Insurance company Aflac based in Columbus, GA encountered a cyberattack in June 2025. The data breach report submitted on August 8, 2025 to the HHS’ Office for Civil Rights used a placeholder of 500 affected persons. After several months, Aflac confirmed that approximately 26,500,000 individuals had been affected by the data breach. Aflac provides supplemental health insurance protection for medical costs not included in a primary insurance plan. Aflac’s subsidiaries are located in the U.S. and Japan, and it has 50 million clients around the world.
Aflac detected suspicious activity inside its system on June 12, 2025 and controlled the attack within hours. Upon investigation, it was confirmed that several Aflac systems were compromised. Aflac stated that the attacker accessed several user accounts via social engineering, and mentioned the attacker could be associated with an identified cyber-criminal group; government law enforcement and third-party cybersecurity specialists have pointed out that this group might have been focusing on the insurance sector in particular.
Although that attacker was not identified in Aflac’s breach notice, it is probably the hacking group Scattered Spider that is recognized to have attacked the insurance sector at the beginning of 2025. Scattered Spider is a group of young English-speaking hackers with members mostly based in the U.S. and the U.K. This financially driven group is known to perform social engineering attacks for preliminary access. A warning was issued by the HHS’ Health Sector Cybersecurity Coordination Center (HC3) regarding the group in October 2024 because of its threat on the HPH sector. Scattered Spider has formerly performed a social engineering campaign on hospital IT help support, campaigns attacking the insurance, business, and aviation sectors, and MSPs and IT providers.

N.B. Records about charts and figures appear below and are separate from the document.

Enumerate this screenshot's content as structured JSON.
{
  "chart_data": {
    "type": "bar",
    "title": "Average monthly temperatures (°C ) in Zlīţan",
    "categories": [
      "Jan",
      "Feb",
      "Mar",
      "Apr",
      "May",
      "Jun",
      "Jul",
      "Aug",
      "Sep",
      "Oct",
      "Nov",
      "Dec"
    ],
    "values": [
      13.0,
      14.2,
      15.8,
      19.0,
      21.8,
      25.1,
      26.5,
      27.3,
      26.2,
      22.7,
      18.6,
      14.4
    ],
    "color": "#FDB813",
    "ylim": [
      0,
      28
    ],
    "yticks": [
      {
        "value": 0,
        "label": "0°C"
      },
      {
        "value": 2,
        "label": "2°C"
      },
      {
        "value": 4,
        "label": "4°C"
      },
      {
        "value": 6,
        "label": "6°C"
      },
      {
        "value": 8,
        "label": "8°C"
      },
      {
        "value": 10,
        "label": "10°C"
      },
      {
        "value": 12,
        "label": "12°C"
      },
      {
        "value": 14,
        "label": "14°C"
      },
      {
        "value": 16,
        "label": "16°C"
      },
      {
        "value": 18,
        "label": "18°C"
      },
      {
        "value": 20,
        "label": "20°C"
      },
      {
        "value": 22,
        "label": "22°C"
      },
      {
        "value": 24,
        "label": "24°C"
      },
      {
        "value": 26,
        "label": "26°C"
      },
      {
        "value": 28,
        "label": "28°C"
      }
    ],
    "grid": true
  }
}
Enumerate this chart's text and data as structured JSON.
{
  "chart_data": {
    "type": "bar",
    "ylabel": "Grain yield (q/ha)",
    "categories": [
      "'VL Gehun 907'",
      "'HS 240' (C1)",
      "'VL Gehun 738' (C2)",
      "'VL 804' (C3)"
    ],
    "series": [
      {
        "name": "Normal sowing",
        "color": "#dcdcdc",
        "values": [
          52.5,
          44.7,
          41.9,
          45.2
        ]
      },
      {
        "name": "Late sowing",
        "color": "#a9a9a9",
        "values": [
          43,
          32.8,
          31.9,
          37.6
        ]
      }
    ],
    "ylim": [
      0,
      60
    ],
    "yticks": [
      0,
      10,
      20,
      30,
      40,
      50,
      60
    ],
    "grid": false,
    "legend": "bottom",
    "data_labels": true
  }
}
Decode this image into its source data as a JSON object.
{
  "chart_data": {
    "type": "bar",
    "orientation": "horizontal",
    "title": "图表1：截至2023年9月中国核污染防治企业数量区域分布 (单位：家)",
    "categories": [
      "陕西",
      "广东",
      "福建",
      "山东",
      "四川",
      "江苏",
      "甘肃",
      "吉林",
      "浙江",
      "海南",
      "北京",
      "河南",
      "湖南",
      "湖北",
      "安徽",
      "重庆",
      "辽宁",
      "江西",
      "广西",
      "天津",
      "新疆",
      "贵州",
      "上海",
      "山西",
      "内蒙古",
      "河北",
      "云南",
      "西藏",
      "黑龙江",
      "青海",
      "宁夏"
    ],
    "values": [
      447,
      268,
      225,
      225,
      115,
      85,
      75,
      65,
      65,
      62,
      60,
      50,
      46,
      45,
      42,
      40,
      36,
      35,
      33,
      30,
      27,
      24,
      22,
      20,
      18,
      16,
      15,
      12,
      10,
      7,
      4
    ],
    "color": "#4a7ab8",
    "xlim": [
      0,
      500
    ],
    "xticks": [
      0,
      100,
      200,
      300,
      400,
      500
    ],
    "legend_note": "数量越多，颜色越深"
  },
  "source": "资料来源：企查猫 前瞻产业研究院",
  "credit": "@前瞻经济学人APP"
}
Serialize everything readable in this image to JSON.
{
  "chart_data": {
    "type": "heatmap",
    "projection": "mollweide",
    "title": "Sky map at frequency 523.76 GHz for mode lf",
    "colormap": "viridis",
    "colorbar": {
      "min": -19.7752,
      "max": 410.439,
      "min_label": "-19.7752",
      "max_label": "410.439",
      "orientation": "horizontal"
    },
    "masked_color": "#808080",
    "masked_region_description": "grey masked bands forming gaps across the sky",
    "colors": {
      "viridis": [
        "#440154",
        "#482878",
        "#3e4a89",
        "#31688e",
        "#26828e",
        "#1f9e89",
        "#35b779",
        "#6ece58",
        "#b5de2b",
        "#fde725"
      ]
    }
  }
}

Aflac announced the data breach in the summer of 2025 while still doing its investigation. Now, the confirmed breached data consists of members’ names, birth dates, addresses, government-issued ID numbers like Social Security numbers, driver’s license numbers, passport and state ID card numbers, medical data, and medical insurance data. The breached information pertains to clients, beneficiaries, staff members, agents, and other people connected to Aflac’s U.S. organization. Aflac has began sending notification letters to the impacted persons and is giving them free credit monitoring and identity theft protection services for two years. During the time of sending notification letters, there was no reported misuse of the stolen information.
The number of the affected clients in the United States is still uncertain, however, this seems to be one of the biggest healthcare data breaches in the U.S. for 2025. Because of the data breach, Aflac is facing over 20 class action lawsuits. Regulatory investigations are ongoing to find out whether the company was compliant with HIPAA and other state and national data privacy and security regulations.